The truth about Gray and his position is that he has only been parachuted in because his predecessor Martin Ferguson opted to walk away from a fractured and doomed government and that Gray himself is one of the ultimate political straw men – he bends whichever way the wind is blowing.
Ferguson was not a straw man. He has substance and, while the mining industry might have had its disagreements with the former head of the Australian trade union movement, it also had respect for his character.
Gray, sadly for him, is a Gillard man.
He has accepted the offer of a senior position in the Australian Cabinet from a deeply unpopular prime minister who has not only driven Australia deeply into debt with wasteful spending but also has alienated the industry that generates most of the country’s export income, mining and set her own departure date – the September 14 general election.
It is that combination of factors that makes it easy for The Hog to say hello and goodbye to Gary Gray in the same breath and to spend minimal time thinking about what the new resources minister might say or do because it just does not matter.
Apart from his 167 days in the job – and counting – there are other reasons to dismiss virtually anything the new boy might say or do. That relates to his highly flexible position on important issues that might be an asset for a politician but also are a reason to discount his views, opinions and decisions.
Take global warming as an example of Gray’s straw-like qualities.

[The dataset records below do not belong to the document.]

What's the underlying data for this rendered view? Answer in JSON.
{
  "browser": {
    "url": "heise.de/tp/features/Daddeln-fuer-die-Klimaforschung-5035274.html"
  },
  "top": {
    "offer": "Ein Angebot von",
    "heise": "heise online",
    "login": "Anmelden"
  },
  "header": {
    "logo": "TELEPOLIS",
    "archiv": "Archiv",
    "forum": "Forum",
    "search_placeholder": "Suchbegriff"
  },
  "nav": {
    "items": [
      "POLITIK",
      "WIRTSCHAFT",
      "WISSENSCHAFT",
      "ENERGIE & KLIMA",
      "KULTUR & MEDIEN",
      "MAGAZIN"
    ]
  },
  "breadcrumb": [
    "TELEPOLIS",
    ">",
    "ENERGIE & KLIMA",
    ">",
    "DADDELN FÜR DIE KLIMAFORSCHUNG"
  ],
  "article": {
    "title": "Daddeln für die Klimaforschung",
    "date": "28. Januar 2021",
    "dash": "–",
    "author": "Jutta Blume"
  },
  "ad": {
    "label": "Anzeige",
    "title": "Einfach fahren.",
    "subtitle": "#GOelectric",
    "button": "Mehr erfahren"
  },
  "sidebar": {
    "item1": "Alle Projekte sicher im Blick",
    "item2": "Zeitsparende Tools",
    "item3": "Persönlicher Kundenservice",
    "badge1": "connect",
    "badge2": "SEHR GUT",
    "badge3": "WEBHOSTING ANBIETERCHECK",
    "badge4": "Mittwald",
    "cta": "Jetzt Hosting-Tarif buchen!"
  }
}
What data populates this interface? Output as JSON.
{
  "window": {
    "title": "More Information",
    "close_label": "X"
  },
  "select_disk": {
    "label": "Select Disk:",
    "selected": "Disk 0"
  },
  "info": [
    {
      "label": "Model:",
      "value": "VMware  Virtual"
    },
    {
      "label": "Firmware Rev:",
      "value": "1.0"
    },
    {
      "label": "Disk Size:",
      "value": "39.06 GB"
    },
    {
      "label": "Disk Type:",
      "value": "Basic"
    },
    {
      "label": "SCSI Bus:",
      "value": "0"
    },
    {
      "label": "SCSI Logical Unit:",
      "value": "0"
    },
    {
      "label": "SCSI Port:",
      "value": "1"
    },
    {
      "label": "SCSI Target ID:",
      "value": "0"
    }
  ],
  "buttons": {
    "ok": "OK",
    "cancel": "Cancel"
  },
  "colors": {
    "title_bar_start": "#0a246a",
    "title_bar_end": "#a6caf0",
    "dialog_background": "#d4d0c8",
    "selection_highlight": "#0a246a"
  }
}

A few years ago, when he was working for Woodside Petroleum, Gray was a fully paid up member of the climate-change sceptics club, a point picked up by the Australian Greens who never forget their class enemies.
Today, Gray is a fully paid up member of the climate-change believers club despite there being little change in the evidence between his Woodside days and now – there being no room near the top of the Gillard government for a sceptic.
What Gray has done with his views on climate is bend in the direction of the political winds of the day.
While that is what all politicians tend to do, his conversion on the road to the cabinet room is politics at its best, or worst, depending on your point of view.
On less politically sensitive issues, Gray is also showing his political skills by saying what his audience wants to hear, such as a promise to oppose any changes to the Mineral Resources Rent Tax and his approval of the foreign works visa scheme, also known as 457 visas.
Neither of those issues is a hot potato at the top of the Gillard government but each is an issue that the mining industry cares deeply about, therefore Gray has said what the industry wants to hear.
If there is a positive side to the new resources minister it is that he has actually worked in the resources sector, albeit very briefly and even then at a political lobbying level for Woodside. That experience and his home in Perth should give him a “feel” for mining and oil production.
But whether that is sufficient reason to promote him into a ministerial position that gives him effective control over Australia’s critically important resources sector seems highly questionable to The Hog.
Gray, in whatever shade you examine him, is a political operator – either from his time in the union movement, or as national secretary of the Labor Party, or as a man quick to see if his feet fit in the boots left by Martin Ferguson.
Anyway, who actually cares what Gray thinks or does. Since The Hog started jotting down this week’s thoughts his tenure had shrunk by another couple of hours, which means he has just 4006 hours in the job before he gets booted out, along with the rest of Australia’s most hopeless government since Gough Whitlam tried to bankrupt Australia.